The p75 neurotrophin receptor (p75NTR) is a member of the tumor necrosis factor receptor superfamily with a widespread pattern of expression in tissues such as the brain, liver, lung, and muscle. The mechanisms that regulate p75NTR transcription in the nervous system and its expression in other tissues remain largely unknown. Here we show that p75NTR is an oscillating gene regulated by the helix-loop-helix transcription factors CLOCK and BMAL1. The p75NTR promoter contains evolutionarily conserved noncanonical E-box enhancers. Deletion mutagenesis of the p75NTR-luciferase reporter identified the −1039 conserved E-box necessary for the regulation of p75NTR by CLOCK and BMAL1. Accordingly, gel-shift assays confirmed the binding of CLOCK and BMAL1 to the p75NTR−1039 E-box. Studies in mice revealed that p75NTR transcription oscillates during dark and light cycles not only in the suprachiasmatic nucleus (SCN), but also in peripheral tissues including the liver. Oscillation of p75NTR is disrupted in Clock-deficient and mutant mice, is E-box dependent, and is in phase with clock genes, such as Per1 and Per2. Intriguingly, p75NTR is required for circadian clock oscillation, since loss of p75NTR alters the circadian oscillation of clock genes in the SCN, liver, and fibroblasts. Consistent with this, Per2::Luc/p75NTR−/− liver explants showed reduced circadian oscillation amplitude compared with those of Per2::Luc/p75NTR+/+. Moreover, deletion of p75NTR also alters the circadian oscillation of glucose and lipid homeostasis genes. Overall, our findings reveal that the transcriptional activation of p75NTR is under circadian regulation in the nervous system and peripheral tissues, and plays an important role in the maintenance of clock and metabolic gene oscillation.
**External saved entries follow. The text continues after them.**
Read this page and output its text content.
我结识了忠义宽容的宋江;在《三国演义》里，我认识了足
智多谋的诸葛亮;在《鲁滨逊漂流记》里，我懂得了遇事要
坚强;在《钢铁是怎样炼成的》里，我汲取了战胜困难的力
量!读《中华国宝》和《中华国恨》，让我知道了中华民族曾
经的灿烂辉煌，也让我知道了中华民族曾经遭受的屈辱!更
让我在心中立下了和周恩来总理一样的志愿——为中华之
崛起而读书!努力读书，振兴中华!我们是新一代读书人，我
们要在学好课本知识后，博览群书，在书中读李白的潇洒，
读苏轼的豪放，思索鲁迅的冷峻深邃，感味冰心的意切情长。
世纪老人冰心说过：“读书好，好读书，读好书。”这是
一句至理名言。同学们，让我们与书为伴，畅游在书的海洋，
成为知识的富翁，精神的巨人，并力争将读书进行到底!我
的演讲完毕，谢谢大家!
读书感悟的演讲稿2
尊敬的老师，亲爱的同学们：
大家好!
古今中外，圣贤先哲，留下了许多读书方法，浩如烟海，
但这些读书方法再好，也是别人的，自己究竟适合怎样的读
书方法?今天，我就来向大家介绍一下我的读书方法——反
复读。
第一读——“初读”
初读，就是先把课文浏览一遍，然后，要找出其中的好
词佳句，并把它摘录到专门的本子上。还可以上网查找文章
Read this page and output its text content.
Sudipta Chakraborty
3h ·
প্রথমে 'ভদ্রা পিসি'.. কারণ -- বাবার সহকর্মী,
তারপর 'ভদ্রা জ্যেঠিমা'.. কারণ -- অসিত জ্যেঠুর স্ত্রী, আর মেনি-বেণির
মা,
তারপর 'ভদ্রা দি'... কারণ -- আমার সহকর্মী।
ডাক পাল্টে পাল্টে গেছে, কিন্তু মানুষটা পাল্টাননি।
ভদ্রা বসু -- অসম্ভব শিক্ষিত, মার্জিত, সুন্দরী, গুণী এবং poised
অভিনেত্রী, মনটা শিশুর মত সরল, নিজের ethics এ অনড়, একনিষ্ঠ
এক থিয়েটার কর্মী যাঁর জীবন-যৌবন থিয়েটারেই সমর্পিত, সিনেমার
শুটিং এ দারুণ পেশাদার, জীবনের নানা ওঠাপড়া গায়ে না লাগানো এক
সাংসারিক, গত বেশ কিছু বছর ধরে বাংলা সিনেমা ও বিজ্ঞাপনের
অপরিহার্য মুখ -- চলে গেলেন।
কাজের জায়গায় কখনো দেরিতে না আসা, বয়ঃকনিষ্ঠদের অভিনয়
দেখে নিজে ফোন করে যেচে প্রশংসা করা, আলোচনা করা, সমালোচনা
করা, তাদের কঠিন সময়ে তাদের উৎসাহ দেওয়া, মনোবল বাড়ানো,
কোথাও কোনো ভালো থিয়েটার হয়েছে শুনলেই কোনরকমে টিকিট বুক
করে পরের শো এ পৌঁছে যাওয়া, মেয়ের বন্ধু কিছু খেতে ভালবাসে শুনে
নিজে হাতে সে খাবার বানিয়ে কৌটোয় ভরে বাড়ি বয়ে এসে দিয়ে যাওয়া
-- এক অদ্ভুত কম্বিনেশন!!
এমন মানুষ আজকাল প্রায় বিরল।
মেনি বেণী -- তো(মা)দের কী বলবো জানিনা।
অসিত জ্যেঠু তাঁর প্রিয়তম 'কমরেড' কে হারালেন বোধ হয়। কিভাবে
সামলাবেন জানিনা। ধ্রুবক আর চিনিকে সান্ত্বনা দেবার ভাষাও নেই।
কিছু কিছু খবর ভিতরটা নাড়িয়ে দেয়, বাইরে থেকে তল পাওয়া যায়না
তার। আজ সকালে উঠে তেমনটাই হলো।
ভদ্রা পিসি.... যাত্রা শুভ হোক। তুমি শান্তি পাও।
p75 Neurotrophin Receptor Regulates Energy Balance in Obesity

Obesity and metabolic syndrome reflect the dysregulation of molecular pathways that control energy homeostasis. Here, we show that the p75 neurotrophin receptor (p75(NTR)) controls energy expenditure in obese mice on a high-fat diet (HFD). Despite no changes in food intake, p75(NTR)-null mice were protected from HFD-induced obesity and remained lean as a result of increased energy expenditure without developing insulin resistance or liver steatosis. p75(NTR) directly interacts with the catalytic subunit of protein kinase A (PKA) and regulates cAMP signaling in adipocytes, leading to decreased lipolysis and thermogenesis. Adipocyte-specific depletion of p75(NTR) or transplantation of p75(NTR)-null white adipose tissue (WAT) into wild-type mice fed a HFD protected against weight gain and insulin resistance. Our results reveal that signaling from p75(NTR) to cAMP/PKA regulates energy balance and suggest that non-CNS neurotrophin receptor signaling could be a target for treating obesity and the metabolic syndrome.

Regulation of Hepatic Lipid Accumulation and Distribution by Agouti-Related Protein in Male Mice

Proper regulation of energy metabolism requires neurons in the central nervous system to respond dynamically to signals that reflect the bodys energy reserve, and one such signal is leptin. Agouti-related protein (AgRP) is a hypothalamic neuropeptide that is markedly upregulated in leptin deficiency, a condition that is associated with severe obesity, diabetes, and hepatic steatosis. Because deleting AgRP in mice does not alter energy balance, we sought to determine whether AgRP plays an indispensable role in regulating energy and hepatic lipid metabolism in the sensitized background of leptin deficiency. We generated male mice that are deficient for both leptin and AgRP [double-knockout (DKO)]. DKO mice and ob/ob littermates had similar body weights, food intake, energy expenditure, and plasma insulin levels, although DKO mice surprisingly developed heightened hyperglycemia with advancing age. Overall hepatic lipid content was reduced in young prediabetic DKO mice, but not in the older diabetic counterparts. Intriguingly, however, both young and older DKO mice had an altered zonal distribution of hepatic lipids with reduced periportal lipid deposition. Moreover, leptin stimulated, whereas AgRP inhibited, hepatic sympathetic activity. Ablating sympathetic nerves to the liver, which primarily innervate the portal regions, produced periportal lipid accumulation in wild-type mice. Collectively, our results highlight AgRP as a regulator of hepatic sympathetic activity and metabolic zonation.